There's so many things you need to overcome if you're going to be in this sport for longevity for 15-20 years, things that you have no idea that you're going to have to overcome that most people don't. I've formulated the estimate that the life span for a top intermediate strength athlete is about three to five years. They're passionate about it; they're passionate as hell about it while they're doing it. They're most of the trolls on the internet. They're most of the ones that are calling everyone else out. It's 100% all they do. It's all they think about. It's all they live. That's why they talk all that shit. It's everything that they live for. Then something happens. They get a new job. They have a kid. They get married. Something gets in the way then they're not so hardcore anymore, they quit. I'm not saying that's a bad thing. Everybody's going to have different chapters in the book. People need to think about that shit when they're out there running their mouth and bitching to other people who've been doing it for 15-20 years, when they try to act like they know it all, when they've only been really at it for three to five years and they haven't really been tested. They haven't been injured. They haven't had to really sacrifice shit. People talk about sacrifice all the time. Most of them don't even know what the fuck sacrifice means. Skipping lunch is not sacrificing for your sport. Taking a day off work isn't sacrificing for your sport. Using your vacation time to go to a meet is not sacrificing for your sport. You'll know when you're sacrificing for you sport because it's going to hurt.

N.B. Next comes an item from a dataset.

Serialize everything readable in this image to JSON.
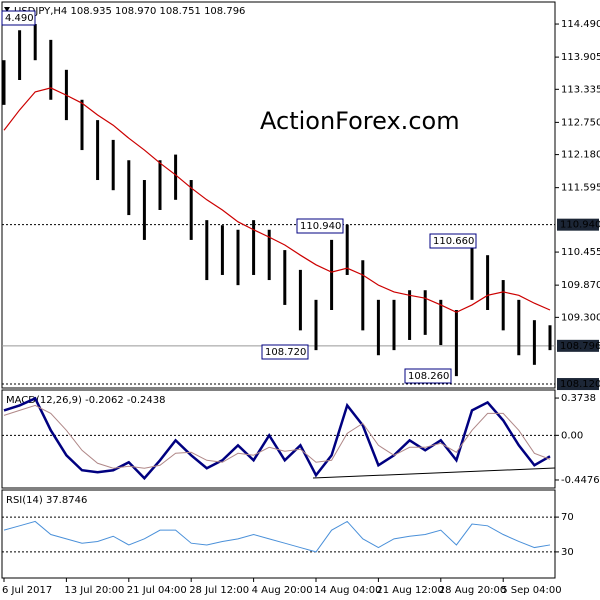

Most of the people that are running their mouth and they're talking they never hurt; they never hurt for their sport. I'm not talking physically hurt, mentally hurt and physically hurt, and knowing how to work hard.

As soon as a lot of these guys need to work hard, they're out. Yeah, they had a passion. I've always said passion trumps everything and it does when it's real and it's from the heart. When it's from the head, it does't trump shit. Yeah, it's work, it's work. There's going to be days you're not going to want to train. You still need to find a way to train. Those are the days you set PR's. There's going to be other days that you really really want to train and you get into the gym and the shit won't click; it just won't feel right. Then you need to back it down, because you've got to listen with your body more than you need to listen to your brain. That's the key thing. If you're listening to your brain to try to overcome a lot of this shit and not listening to your body, you're going to get hurt.
WATCH: Into The Void Documentary
Sometimes your brain will play tricks on you. You won't want to train, but then you go in the gym and you have a great workout. You have a great session and it moves you forward. That's exactly what you needed to do and what you were supposed to do — what you're actually required to do. That's what makes great lifters great. The other part that makes great lifters great is when they go in the gym and they feel awesome and they're working out and something doesn't feel right, they back it down, or do something else, or they cut the day. There will always be days you won't have passion. Passion isn't supposed to be a full-time thing. Passion is an emotional state. Happiness is an emotional state, it's not a full-time emotion, it's not a full-time outlook. If it was then what would happiness be? If passion was a full-time thing, how would you define it?